Vuitton, then, have come full circle, launching their “most luxurious store to date” on Bond Street in London, only a few streets away from their first retail space. But, what does this new store signify for the brand and for the luxury market in general? The 2005 refurbishment of the Champs-Elysées store established an updated presence, confirming the brand’s permanent position on the elite roster of luxury brand stores on what is arguably the most famous shopping street in the world.
A recent article from the BBC suggested that the depreciation of the Euro has decreased costs and increased sales for luxury goods manufacturers whose primary business is overseas in the United States and Asia. As the BBC points out, this trend suggests that part of the impetus behind the choice of London for Vuitton’s new flagship store is to target the tourist and ex-pat market, which continues to grow.
Yet, almost in contrast to any sensible market-driven purpose, the new Vuitton store has started a quiet media frenzy on its own simply because it’s new, gorgeous, and Vuitton. The name, not surprisingly, sells as much as its product, presentation, and store location. Why? It is luxury or haute couture, we say, which represents the culmination of money, power, beauty, and fame. In short, luxury is a tantalizing, unreachable, yet desirable aesthetic.

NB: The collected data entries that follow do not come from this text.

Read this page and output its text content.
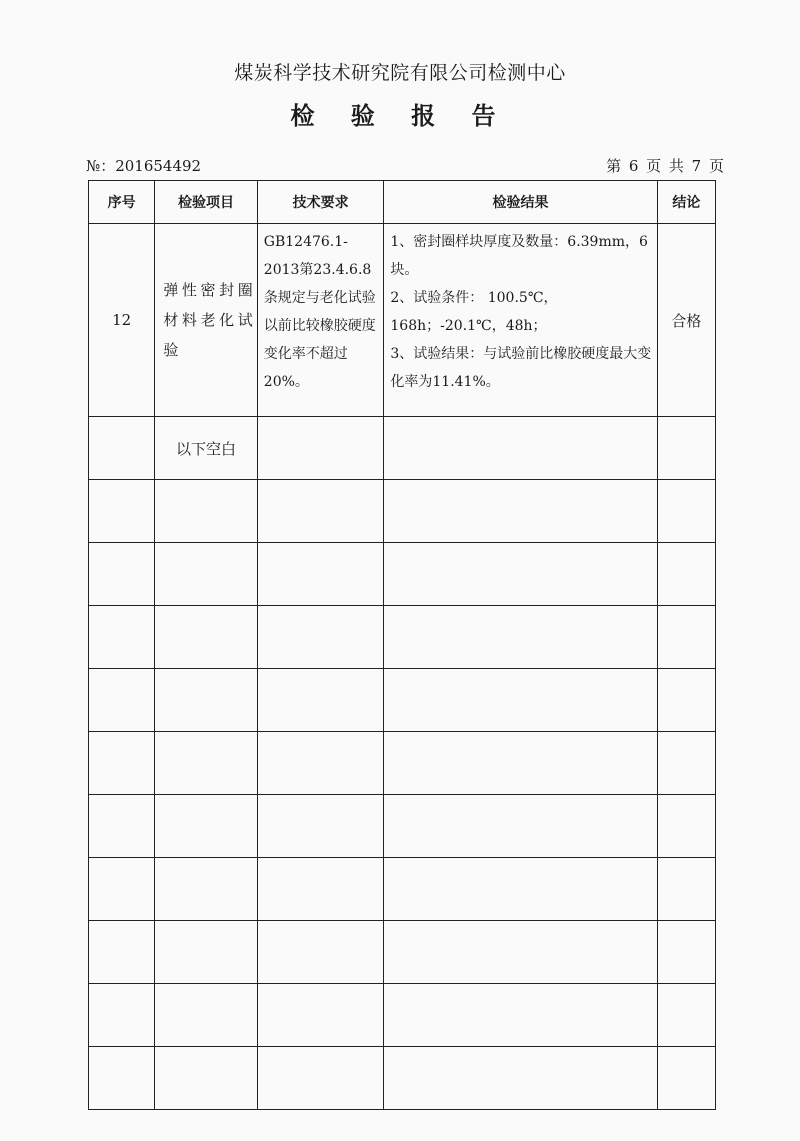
煤炭科学技术研究院有限公司检测中心
检 验 报 告
№：201654492	第 6 页 共 7 页
序号	检验项目	技术要求	检验结果	结论
12	弹性密封圈材料老化试验	GB12476.1-2013第23.4.6.8条规定与老化试验以前比较橡胶硬度变化率不超过20%。	1、密封圈样块厚度及数量：6.39mm，6块。
2、试验条件： 100.5℃， 168h；-20.1℃，48h；
3、试验结果：与试验前比橡胶硬度最大变化率为11.41%。	合格
	以下空白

Jean Bergeron, former president of the Comité Colbert in France, defines luxury as “part dream, but its reality is excellence…. Yes, the superfluous is essential and luxury is the stuff of dreams. Dreams are what create all human adventures. It is not money, but dreams.” (Translated from a brochure from L'Agence Regionale d'Information Strategique et Techologique de Paris)

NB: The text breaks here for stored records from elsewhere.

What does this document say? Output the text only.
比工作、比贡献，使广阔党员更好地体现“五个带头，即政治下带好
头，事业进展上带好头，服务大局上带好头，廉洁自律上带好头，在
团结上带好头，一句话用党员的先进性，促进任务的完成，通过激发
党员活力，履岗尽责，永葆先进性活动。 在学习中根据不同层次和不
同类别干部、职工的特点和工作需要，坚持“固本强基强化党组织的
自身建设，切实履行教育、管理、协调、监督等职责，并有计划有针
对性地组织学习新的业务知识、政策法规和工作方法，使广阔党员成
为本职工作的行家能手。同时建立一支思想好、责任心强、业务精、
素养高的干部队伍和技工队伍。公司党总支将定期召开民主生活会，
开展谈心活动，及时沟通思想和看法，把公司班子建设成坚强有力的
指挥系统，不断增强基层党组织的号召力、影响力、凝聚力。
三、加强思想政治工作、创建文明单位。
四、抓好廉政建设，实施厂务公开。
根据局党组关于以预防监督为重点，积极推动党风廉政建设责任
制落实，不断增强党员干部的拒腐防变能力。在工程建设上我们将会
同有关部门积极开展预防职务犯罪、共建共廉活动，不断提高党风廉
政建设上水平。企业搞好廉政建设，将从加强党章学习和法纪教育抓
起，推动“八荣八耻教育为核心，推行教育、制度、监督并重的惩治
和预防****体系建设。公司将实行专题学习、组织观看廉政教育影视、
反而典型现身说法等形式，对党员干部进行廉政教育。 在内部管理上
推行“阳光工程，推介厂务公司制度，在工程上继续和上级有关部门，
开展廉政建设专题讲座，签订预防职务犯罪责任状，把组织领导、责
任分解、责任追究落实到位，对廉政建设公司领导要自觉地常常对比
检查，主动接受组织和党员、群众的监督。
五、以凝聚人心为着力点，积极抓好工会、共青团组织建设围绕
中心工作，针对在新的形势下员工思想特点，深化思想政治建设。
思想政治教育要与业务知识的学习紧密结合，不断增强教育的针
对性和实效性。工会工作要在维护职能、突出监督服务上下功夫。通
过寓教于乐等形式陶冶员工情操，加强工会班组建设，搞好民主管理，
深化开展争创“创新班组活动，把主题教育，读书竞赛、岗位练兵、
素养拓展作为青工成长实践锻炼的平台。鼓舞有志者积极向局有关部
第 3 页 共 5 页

Of course, the popular conception of haute couture as representing all luxury fashion is a misnomer. In fact, the French actually own the rights to the term haute couture. Technically, it refers to custom-order fashion, as opposed to ready to wear (prêt-a-porter). In France, to qualify as haute couture, a fashion house has to meet a set of qualifications and then be approved by the Chambre de commerce et d'industrie de Paris in order to call themselves true artisans of haute couture.

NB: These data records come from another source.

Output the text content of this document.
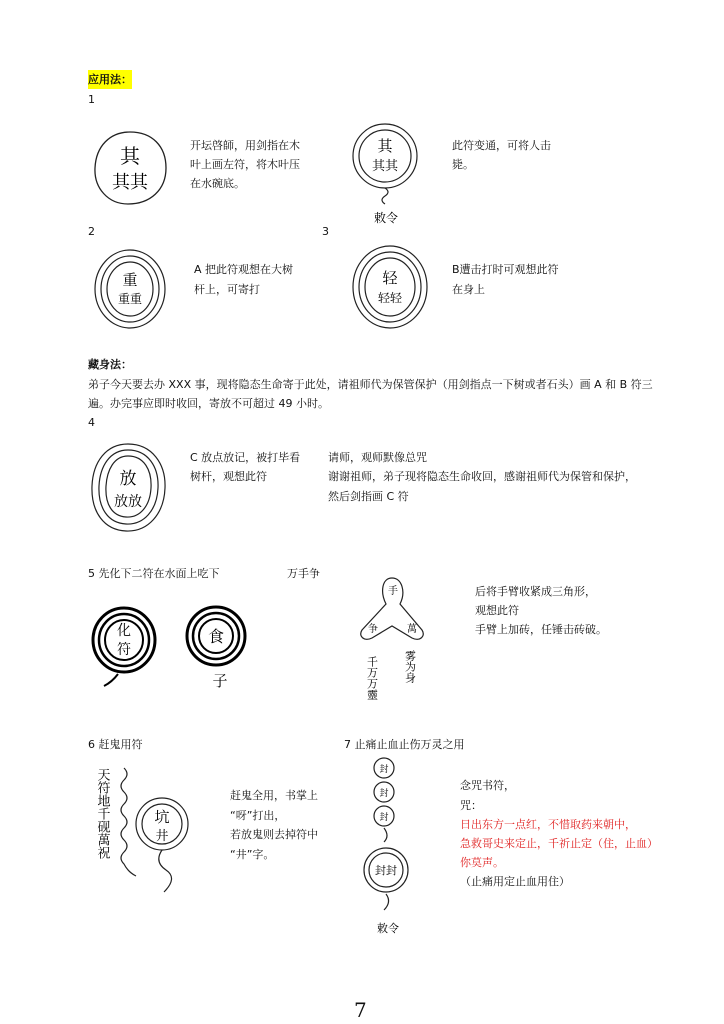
应用法：
1
其
其其
开坛啓師，用剑指在木
叶上画左符，将木叶压
在水碗底。
其
其其
敕令
此符变通，可将人击
毙。
2	3
重
重重
A 把此符观想在大树
杆上，可寄打
轻
轻轻
B遭击打时可观想此符
在身上
藏身法：
弟子今天要去办 XXX 事，现将隐态生命寄于此处，请祖师代为保管保护（用剑指点一下树或者石头）画 A 和 B 符三
遍。办完事应即时收回，寄放不可超过 49 小时。
4
放
放放
C 放点放记，被打毕看
树杆，观想此符
请师，观师默像总咒
谢谢祖师，弟子现将隐态生命收回，感谢祖师代为保管和保护，
然后剑指画 C 符
5 先化下二符在水面上吃下	万手争
化
符
食
子
手
争	萬
千万万靈 雾为身
后将手臂收紧成三角形，
观想此符
手臂上加砖，任锤击砖破。
6 赶鬼用符
天符地千砚萬祝	坑
井
赶鬼全用，书掌上
“呀”打出，
若放鬼则去掉符中
“井”字。
7 止痛止血止伤万灵之用
封
封
封
封封
敕令
念咒书符，
咒：
日出东方一点红，不惜取药来朝中，
急救哥史来定止，千祈止定（住，止血）
你莫声。
（止痛用定止血用住）
7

Technicalities aside, then, the new Vuitton store is a further embellishment, in a way, in the fleurissance or flowering of its international brand. The concept of a flagship store is a living cultural artifact: a way for luxury brands to make their mark, setting up a type of cultural permanence. This seems comforting in the face of so much impermanence in the virtual world established by online media. Even the multiplicity of flagships, i.e. a company having “flagship” stores in select cities across the world, is arguably a quiet form of cultural diplomacy, even if from a profit-driven standpoint.